California sea lions are among the most agile of swimming mammals. Most marine mammals swim with their hind appendages—flippers or flukes, depending on the species—whereas sea lions use their foreflippers for propulsion and maneuvering. The sea lion’s propulsive stroke generates thrust by forming a jet between the flippers and the body and by dragging a starting vortex along the suction side of the flipper. Prior experiments using robotic flippers have shown these mechanisms to be possible, but no flow measurements around live sea lions previously existed with which to compare. In this study, the flow structures around swimming sea lions were observed using an adaptation of particle imaging velocimetry. To accommodate the animals, it was necessary to use bubbles as seed particles and sunlight for illumination. Three trained adult California sea lions were guided to swim through an approximately planar sheet of bubbles in a total of 173 repetitions. The captured videos were used to calculate bubble velocities, which were processed to isolate and inspect the flow velocities caused by the swimming sea lion.

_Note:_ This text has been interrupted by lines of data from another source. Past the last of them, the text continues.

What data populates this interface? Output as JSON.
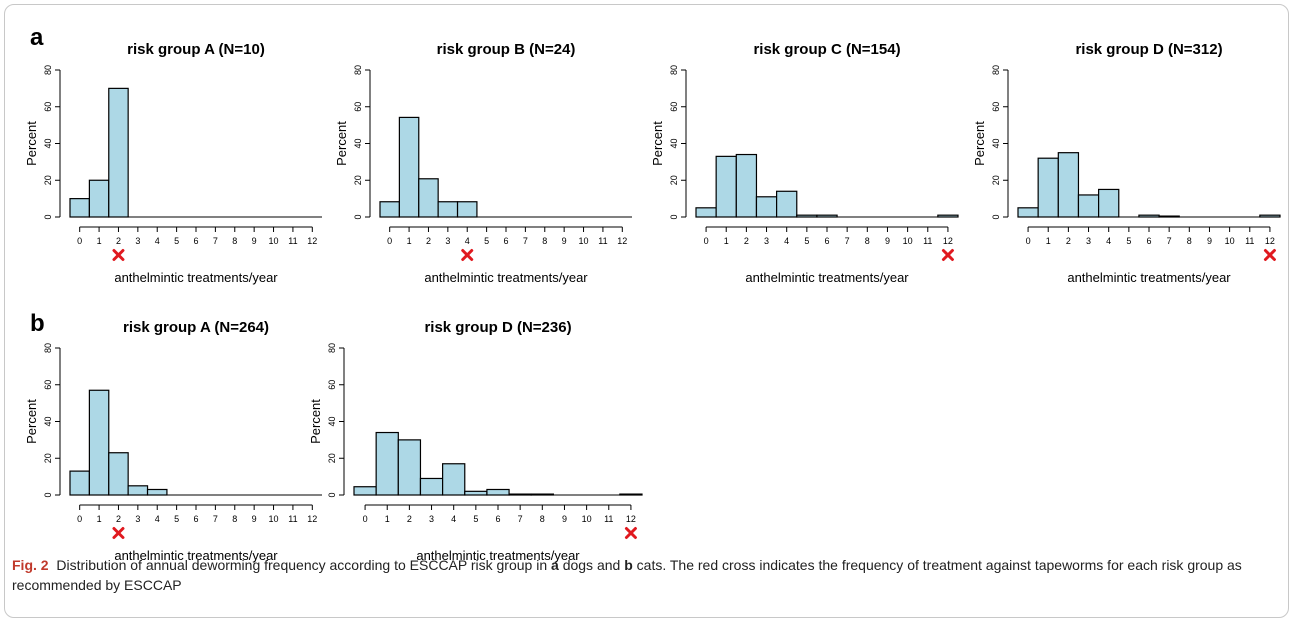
{
  "panel_a_label": "a",
  "panel_b_label": "b",
  "caption": {
    "fig_label": "Fig. 2",
    "text_1": "Distribution of annual deworming frequency according to ESCCAP risk group in ",
    "panel_a": "a",
    "text_2": " dogs and ",
    "panel_b": "b",
    "text_3": " cats. The red cross indicates the frequency of treatment against tapeworms for each risk group as recommended by ESCCAP"
  },
  "colors": {
    "bar_fill": "#add8e6",
    "bar_stroke": "#000000",
    "cross": "#e0191f"
  },
  "chart_data": [
    {
      "type": "bar",
      "panel": "a",
      "title": "risk group A (N=10)",
      "xlabel": "anthelmintic treatments/year",
      "ylabel": "Percent",
      "categories": [
        "0",
        "1",
        "2",
        "3",
        "4",
        "5",
        "6",
        "7",
        "8",
        "9",
        "10",
        "11",
        "12"
      ],
      "values": [
        10,
        20,
        70,
        0,
        0,
        0,
        0,
        0,
        0,
        0,
        0,
        0,
        0
      ],
      "ylim": [
        0,
        80
      ],
      "yticks": [
        "0",
        "20",
        "40",
        "60",
        "80"
      ],
      "recommended": 2
    },
    {
      "type": "bar",
      "panel": "a",
      "title": "risk group B (N=24)",
      "xlabel": "anthelmintic treatments/year",
      "ylabel": "Percent",
      "categories": [
        "0",
        "1",
        "2",
        "3",
        "4",
        "5",
        "6",
        "7",
        "8",
        "9",
        "10",
        "11",
        "12"
      ],
      "values": [
        8.3,
        54.2,
        20.8,
        8.3,
        8.3,
        0,
        0,
        0,
        0,
        0,
        0,
        0,
        0
      ],
      "ylim": [
        0,
        80
      ],
      "yticks": [
        "0",
        "20",
        "40",
        "60",
        "80"
      ],
      "recommended": 4
    },
    {
      "type": "bar",
      "panel": "a",
      "title": "risk group C (N=154)",
      "xlabel": "anthelmintic treatments/year",
      "ylabel": "Percent",
      "categories": [
        "0",
        "1",
        "2",
        "3",
        "4",
        "5",
        "6",
        "7",
        "8",
        "9",
        "10",
        "11",
        "12"
      ],
      "values": [
        5,
        33,
        34,
        11,
        14,
        1,
        1,
        0,
        0,
        0,
        0,
        0,
        1
      ],
      "ylim": [
        0,
        80
      ],
      "yticks": [
        "0",
        "20",
        "40",
        "60",
        "80"
      ],
      "recommended": 12
    },
    {
      "type": "bar",
      "panel": "a",
      "title": "risk group D (N=312)",
      "xlabel": "anthelmintic treatments/year",
      "ylabel": "Percent",
      "categories": [
        "0",
        "1",
        "2",
        "3",
        "4",
        "5",
        "6",
        "7",
        "8",
        "9",
        "10",
        "11",
        "12"
      ],
      "values": [
        5,
        32,
        35,
        12,
        15,
        0,
        1,
        0.5,
        0,
        0,
        0,
        0,
        1
      ],
      "ylim": [
        0,
        80
      ],
      "yticks": [
        "0",
        "20",
        "40",
        "60",
        "80"
      ],
      "recommended": 12
    },
    {
      "type": "bar",
      "panel": "b",
      "title": "risk group A (N=264)",
      "xlabel": "anthelmintic treatments/year",
      "ylabel": "Percent",
      "categories": [
        "0",
        "1",
        "2",
        "3",
        "4",
        "5",
        "6",
        "7",
        "8",
        "9",
        "10",
        "11",
        "12"
      ],
      "values": [
        13,
        57,
        23,
        5,
        3,
        0,
        0,
        0,
        0,
        0,
        0,
        0,
        0
      ],
      "ylim": [
        0,
        80
      ],
      "yticks": [
        "0",
        "20",
        "40",
        "60",
        "80"
      ],
      "recommended": 2
    },
    {
      "type": "bar",
      "panel": "b",
      "title": "risk group D (N=236)",
      "xlabel": "anthelmintic treatments/year",
      "ylabel": "Percent",
      "categories": [
        "0",
        "1",
        "2",
        "3",
        "4",
        "5",
        "6",
        "7",
        "8",
        "9",
        "10",
        "11",
        "12"
      ],
      "values": [
        4.5,
        34,
        30,
        9,
        17,
        2,
        3,
        0.5,
        0.5,
        0,
        0,
        0,
        0.5
      ],
      "ylim": [
        0,
        80
      ],
      "yticks": [
        "0",
        "20",
        "40",
        "60",
        "80"
      ],
      "recommended": 12
    }
  ]
}
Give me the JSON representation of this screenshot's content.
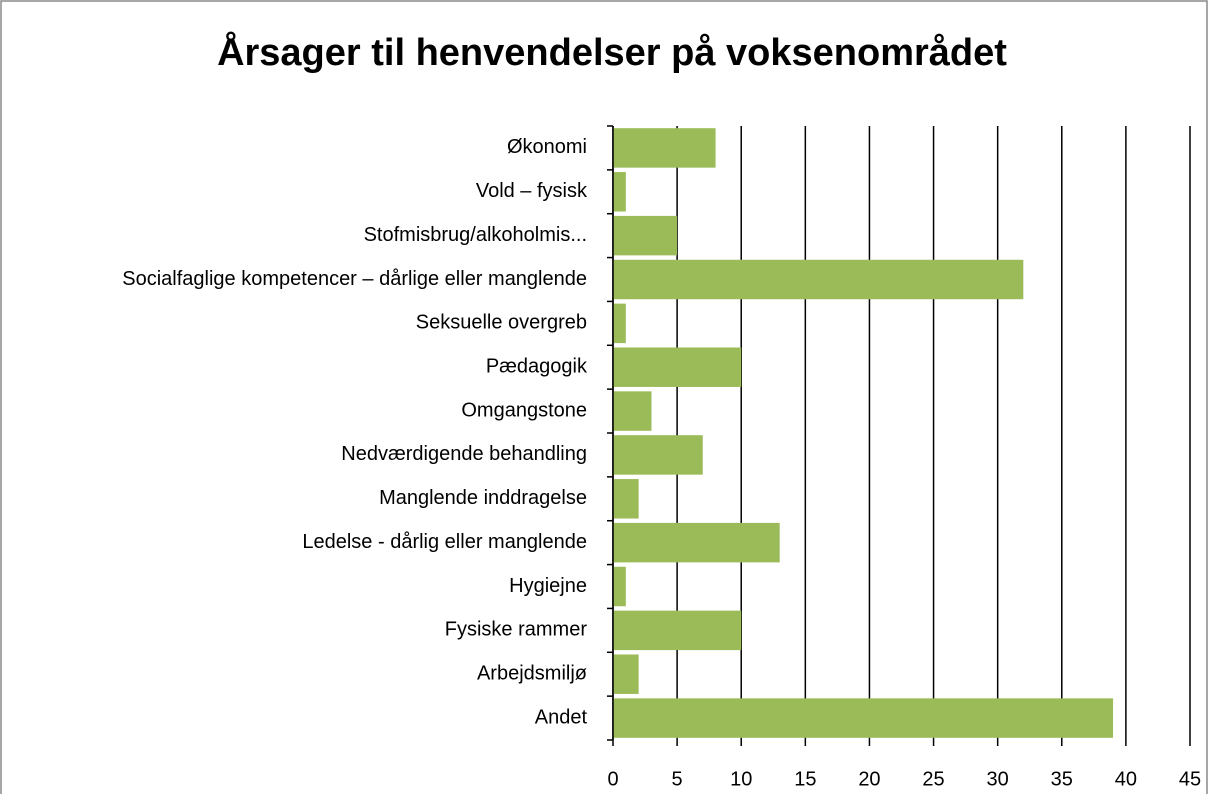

The methodology will be discussed, and measured flow velocities will be presented.

Neuromechanical wave resonance in jellyfish swimming

For organisms to have robust locomotion, their neuromuscular organization must adapt to constantly changing environments. In jellyfish, swimming robustness emerges when marginal pacemakers fire action potentials throughout the bell's motor nerve net, which signals the musculature to contract. The speed of the muscle activation wave is dictated by the passage times of the action potentials. However, passive elastic material properties also influence the emergent kinematics, with time scales independent of neuromuscular organization. In this multimodal study, we examine the interplay between these two time scales during turning. A three-dimensional computational fluid-structure interaction model of a jellyfish was developed to determine the resulting emergent kinematics, using bidirectional muscular activation waves to actuate the bell rim. Activation wave speeds near the material wave speed yielded successful turns, with a 76-fold difference in turning rate between the best and worst performers. Hyperextension of the margin occurred only at activation wave speeds near the material wave speed, suggesting resonance. This hyperextension resulted in a 34-fold asymmetry in the circulation of the vortex ring between the inside and outside of the turn. Experimental recording of the activation speed confirmed that jellyfish actuate within this range, and flow visualization using particle image velocimetry validated the corresponding fluid dynamics of the numerical model. This suggests that neuromechanical wave resonance plays an important role in the robustness of an organism's locomotory system and presents an undiscovered constraint on the evolution of flexible organisms. Understanding these dynamics is essential for developing actuators in soft body robotics and bioengineered pumps.